Marcos Tatagiba et al. described the surgical anatomy of the midline suboccipital subtonsillar approach to the hypoglossal canal. This approach includes a midline suboccipital craniotomy, dorsal opening of the foramen magnum and elevation of ipsilateral cerebellar tonsil to expose the hypoglossal nerve and its canal. The midline subtonsillar approach permits a straight primary intradural view to the hypoglossal canal. There is no necessity of condylar resections 1) 2).
It offers excellent access with a panoramic view of the cerebellomedullary cistern and its structures and therefore can be useful for a number of different pathologies in the lower petroclival region 3).
A study was performed on three alcohol (ETOH)-fixed specimens (6 sides), and the technique of the approach was highlighted. The tonsillar retraction needed to view the important structures was measured. Additionally, the records of 31 patients who underwent the STA procedure were evaluated and provide three clinical cases as examples.
Tonsillar retraction of 0.3cm (SD±0.1cm) exposed the PICA with its telo-velo-tonsillar and cortical branches. Retraction of 0.4cm (SD±0.2cm) exposed the spinal root of CN XI. Retraction of 0.9cm (SD±0.01cm) exposed the hypoglossal canal. Retraction of 1.3cm (SD±0.2cm) exposed the root exit zone of the glossopharyngeal nerve. Retraction of 1.6cm (SD±0.3cm) exposed the jugular foramen (JF), and retraction of 2.4cm (SD±0.2cm) exposed the inner auditory canal (IAC). In all of the selected cases, the pathology could be reached and exposed using the STA.
They recommend STA as a straightforward, easy-to-learn and therefore time-saving and safe procedure compared with other standard approaches to the cerebellomedullary cistern and its pathologies 4).
There was no significant postoperative complication in the remainder of the patientes, and their conditions improved after surgery 7).
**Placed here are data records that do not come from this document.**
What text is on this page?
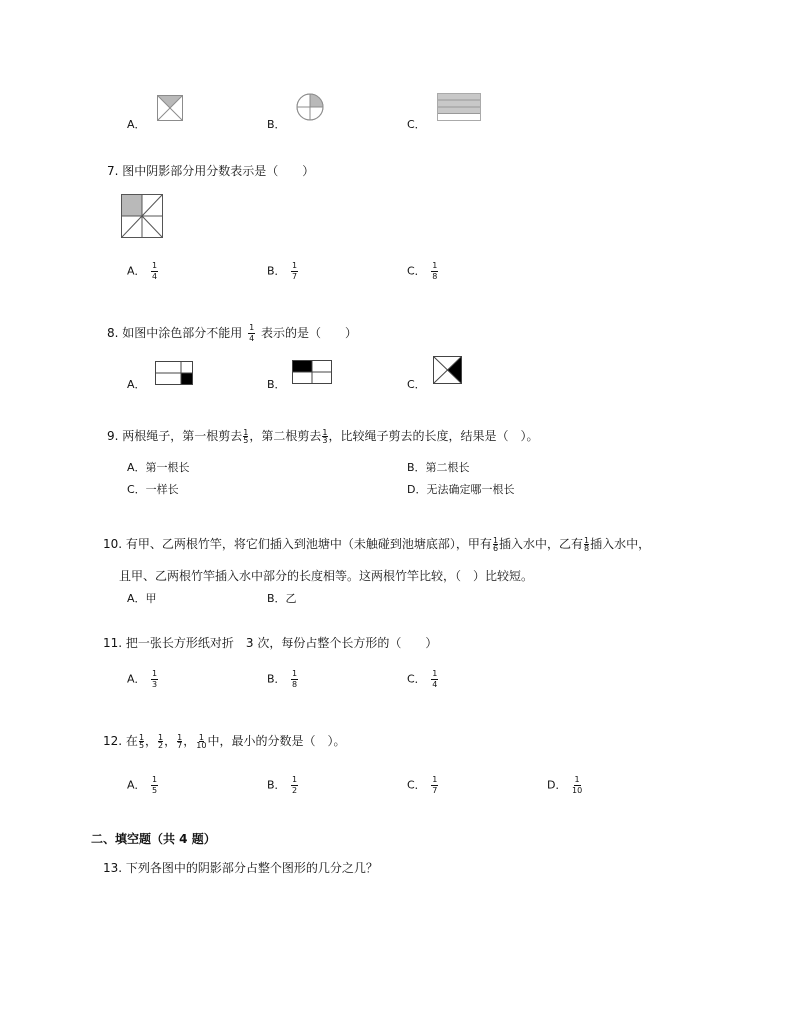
A．	B．	C．
7. 图中阴影部分用分数表示是（　　）
A． $\frac{1}{4}$	B． $\frac{1}{7}$	C． $\frac{1}{8}$
8. 如图中涂色部分不能用 $\frac{1}{4}$ 表示的是（　　）
A．	B．	C．
9. 两根绳子，第一根剪去 $\frac{1}{5}$ ，第二根剪去 $\frac{1}{3}$ ，比较绳子剪去的长度，结果是（　）。
A．第一根长	B．第二根长
C．一样长	D．无法确定哪一根长
10. 有甲、乙两根竹竿，将它们插入到池塘中（未触碰到池塘底部），甲有 $\frac{1}{6}$ 插入水中，乙有 $\frac{1}{8}$ 插入水中，
且甲、乙两根竹竿插入水中部分的长度相等。这两根竹竿比较，（　）比较短。
A．甲	B．乙
11. 把一张长方形纸对折　3 次，每份占整个长方形的（　　）
A． $\frac{1}{3}$	B． $\frac{1}{8}$	C． $\frac{1}{4}$
12. 在 $\frac{1}{5}$ ， $\frac{1}{2}$ ， $\frac{1}{7}$ ， $\frac{1}{10}$ 中，最小的分数是（　）。
A． $\frac{1}{5}$	B． $\frac{1}{2}$	C． $\frac{1}{7}$	D． $\frac{1}{10}$
二、填空题（共 4 题）
13. 下列各图中的阴影部分占整个图形的几分之几？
Two patients with exophytic or focal lesions in the inferior half of the medulla, who underwent surgery by suboccipital midline subtonsillar approach. This approach was not specifically described to reach MO before, and they found that the lesions produced a mild elevation of the tonsils providing a wide surgical view from the medulla to the foramen of Luchska laterally, and up to the middle cerebellar peduncle, offering a wide and safe access 8).
A 36-year-old woman presented with increased intracranial pressure and cerebellar signs without hypoglossal nerve palsy. Magnetic resonance imaging showed a predominantly cystic mass with a fluid-fluid level in the foramen magnum region extending into the hypoglossal canal. The intracranial tumor was largely removed via a midline suboccipital subtonsillar approach, leaving only a tiny residue in the hypoglossal canal. Histology confirmed a schwannoma with relative hypervascularity. Twenty months later, the tumor recurred and presented as a multicystic dumbbell-shaped lesion, extending intra- and extracranially through the enlarged hypoglossal canal. A complete resection of the intracranial and intracanalicular parts of the tumor was achieved with a small extracranial remnant treated by radiosurgery. Histology revealed a focal increased K(i)67 proliferative index. In this report, we discuss the possible reasons for the absence of hypoglossal nerve palsy and the potential mechanism of the formation of the fluid-fluid level, and we consider the treatment of this lesion 9).